Every balance change is recorded as an immutable event with full context:
- Who initiated the change
- When it occurred
- What triggered it (intentType, intentId, txId, reason)
- Original state and new state
- Rebuild any integration account or platform account balance at any point in time
- Investigate historical states for compliance and auditing
- Recover from data corruption
- Analyze transaction patterns
- Generate financial reports
- Track money flow across the system
Event Stores (Append-Only):
├── integration_account_es
│ └── Records: integration account balance changes, holds, releases
│ └── Key: (account, integration, currency)
└── platform_account_es
└── Records: platform account (user) balance changes
└── Key: (accountId, integration, currency)
Projections (Current State):
├── integration_account_projection
│ └── Current integration account balances (real-time view)

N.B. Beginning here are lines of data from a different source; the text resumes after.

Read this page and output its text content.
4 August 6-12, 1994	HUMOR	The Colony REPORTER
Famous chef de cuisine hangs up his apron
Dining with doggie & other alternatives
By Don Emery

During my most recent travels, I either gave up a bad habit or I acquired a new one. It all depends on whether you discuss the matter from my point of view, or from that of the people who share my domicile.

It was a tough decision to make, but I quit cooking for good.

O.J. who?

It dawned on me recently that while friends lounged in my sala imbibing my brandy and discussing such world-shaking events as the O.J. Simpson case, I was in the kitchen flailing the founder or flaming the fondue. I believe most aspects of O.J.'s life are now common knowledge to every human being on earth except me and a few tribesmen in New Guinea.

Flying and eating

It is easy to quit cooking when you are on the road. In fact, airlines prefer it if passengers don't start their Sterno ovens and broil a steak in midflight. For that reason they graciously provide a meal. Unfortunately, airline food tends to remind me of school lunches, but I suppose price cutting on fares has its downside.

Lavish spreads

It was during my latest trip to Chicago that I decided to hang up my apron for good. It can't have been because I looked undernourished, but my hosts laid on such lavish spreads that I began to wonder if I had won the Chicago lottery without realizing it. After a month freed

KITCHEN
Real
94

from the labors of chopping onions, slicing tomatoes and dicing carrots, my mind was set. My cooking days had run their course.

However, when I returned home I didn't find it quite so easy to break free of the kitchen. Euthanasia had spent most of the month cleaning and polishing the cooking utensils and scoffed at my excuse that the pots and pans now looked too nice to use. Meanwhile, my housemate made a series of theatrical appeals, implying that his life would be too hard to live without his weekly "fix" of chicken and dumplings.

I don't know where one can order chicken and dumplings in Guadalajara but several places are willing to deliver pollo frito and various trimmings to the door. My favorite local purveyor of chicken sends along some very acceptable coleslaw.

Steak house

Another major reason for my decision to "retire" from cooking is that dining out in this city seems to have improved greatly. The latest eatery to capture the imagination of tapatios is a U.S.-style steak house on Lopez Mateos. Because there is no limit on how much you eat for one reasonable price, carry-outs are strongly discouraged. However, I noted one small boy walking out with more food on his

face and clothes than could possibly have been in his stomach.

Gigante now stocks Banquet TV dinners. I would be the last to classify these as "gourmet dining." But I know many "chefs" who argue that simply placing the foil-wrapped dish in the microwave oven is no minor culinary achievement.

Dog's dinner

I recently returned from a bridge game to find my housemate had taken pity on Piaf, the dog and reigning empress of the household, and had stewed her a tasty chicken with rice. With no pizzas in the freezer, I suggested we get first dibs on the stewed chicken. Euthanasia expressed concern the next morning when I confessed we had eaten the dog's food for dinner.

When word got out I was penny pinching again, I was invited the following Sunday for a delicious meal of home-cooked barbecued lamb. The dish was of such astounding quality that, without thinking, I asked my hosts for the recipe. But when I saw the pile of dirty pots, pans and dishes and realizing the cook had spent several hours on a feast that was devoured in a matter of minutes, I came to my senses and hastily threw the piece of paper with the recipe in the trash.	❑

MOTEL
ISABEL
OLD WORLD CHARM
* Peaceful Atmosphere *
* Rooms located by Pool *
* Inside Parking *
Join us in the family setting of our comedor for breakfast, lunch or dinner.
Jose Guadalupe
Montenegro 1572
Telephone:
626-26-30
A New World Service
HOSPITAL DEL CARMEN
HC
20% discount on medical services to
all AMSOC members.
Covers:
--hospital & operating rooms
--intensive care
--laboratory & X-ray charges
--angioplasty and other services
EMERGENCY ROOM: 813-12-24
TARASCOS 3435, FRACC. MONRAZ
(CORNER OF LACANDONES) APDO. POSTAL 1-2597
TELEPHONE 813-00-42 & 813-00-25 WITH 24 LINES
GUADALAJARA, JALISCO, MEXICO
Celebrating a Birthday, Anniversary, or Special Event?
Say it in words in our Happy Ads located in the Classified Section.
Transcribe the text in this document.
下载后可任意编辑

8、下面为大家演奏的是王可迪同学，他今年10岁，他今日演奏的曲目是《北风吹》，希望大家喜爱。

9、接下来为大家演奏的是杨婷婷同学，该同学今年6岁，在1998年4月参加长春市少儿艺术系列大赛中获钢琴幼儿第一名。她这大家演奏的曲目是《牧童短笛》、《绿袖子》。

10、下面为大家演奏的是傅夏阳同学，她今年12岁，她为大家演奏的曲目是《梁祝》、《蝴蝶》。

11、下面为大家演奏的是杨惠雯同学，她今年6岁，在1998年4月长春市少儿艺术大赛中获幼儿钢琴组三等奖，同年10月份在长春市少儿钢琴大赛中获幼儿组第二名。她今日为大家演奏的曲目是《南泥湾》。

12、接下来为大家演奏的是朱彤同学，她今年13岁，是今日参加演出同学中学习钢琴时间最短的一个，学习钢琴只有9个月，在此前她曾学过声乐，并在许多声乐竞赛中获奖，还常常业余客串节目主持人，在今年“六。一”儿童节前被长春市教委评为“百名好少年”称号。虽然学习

└── platform_account_projection
└── Current platform account balances (real-time view)
Idempotency:
└── balance_event_inbox
└── Deduplication of incoming balance change events
Each BalanceChange event includes rich metadata:
- Transaction identifiers:
txId,transferIds - Intent binding:
intentType(PAYMENT / PAYOUT),intentId - Balance change semantics:
reason(AMOUNT, FEE, OVERPAY, UNDERPAY, etc.),txStatus(TX_PREPARED, TX_ACCEPTED, TX_CONFIRMED) - Business context:
type(CREDIT, DEBIT, HOLD, HOLD_IN, RELEASE_HOLD, RELEASE_HOLD_IN, PLATFORM_FEE_ACCRUED)
| Feature | Event Sourcing | Simple Logs |
|---|---|---|
| State Reconstruction | ✅ Full state rebuild | ❌ Only current state |
| Point-in-Time Queries | ✅ Any historical state | ❌ Requires manual calculation |
| Audit Trail | ✅ Complete with context | |
| Debugging | ✅ Replay events to reproduce | ❌ Hard to reproduce issues |
| Compliance | ✅ Immutable, timestamped | |
| Business Analytics | ✅ Rich event stream | ❌ Limited data |
Challenge: Following a single user request across multiple services and async events.
Solution:
- Trace ID propagation through all events and gRPC calls
- Correlation IDs link related events (
intentType+intentId,txId,transferIds) - Event metadata carries tracing context
Recommended Stack:
- OpenTelemetry for instrumentation
- Jaeger or Tempo for trace storage
- Grafana for visualization
Key Metrics:
- Event processing latency per service
- Event queue depths
- Failed event deliveries
- Retry counts
Alerting:
- Dead letter queue depth > threshold
- Event processing lag > X seconds
- Balance mismatch detection
Financial Operations:
- Payment success rate
- Payout completion time (p50, p95, p99)
- Failed transaction rate
- Balance hold duration
System Health:
- Integration account pool availability
- Ledger event processing lag
- External Integration uptime
Log Levels:
- INFO: Business events (payment created, payout completed)
- WARN: Retries, degraded operations
- ERROR: Failed operations requiring intervention
This payment infrastructure demonstrates:
✅ Simplicity - Clear service boundaries, minimal database tables
✅ Transparency - Easy to understand data flows
✅ Scalability - Event-driven architecture enables horizontal scaling
✅ Auditability - Complete financial audit trail via event sourcing
✅ Maintainability - Clean architecture, DDD principles
✅ Reliability - Event persistence, retry mechanisms, distributed tracing
Perfect for: Teams seeking a clean, scalable payment infrastructure without over-engineering.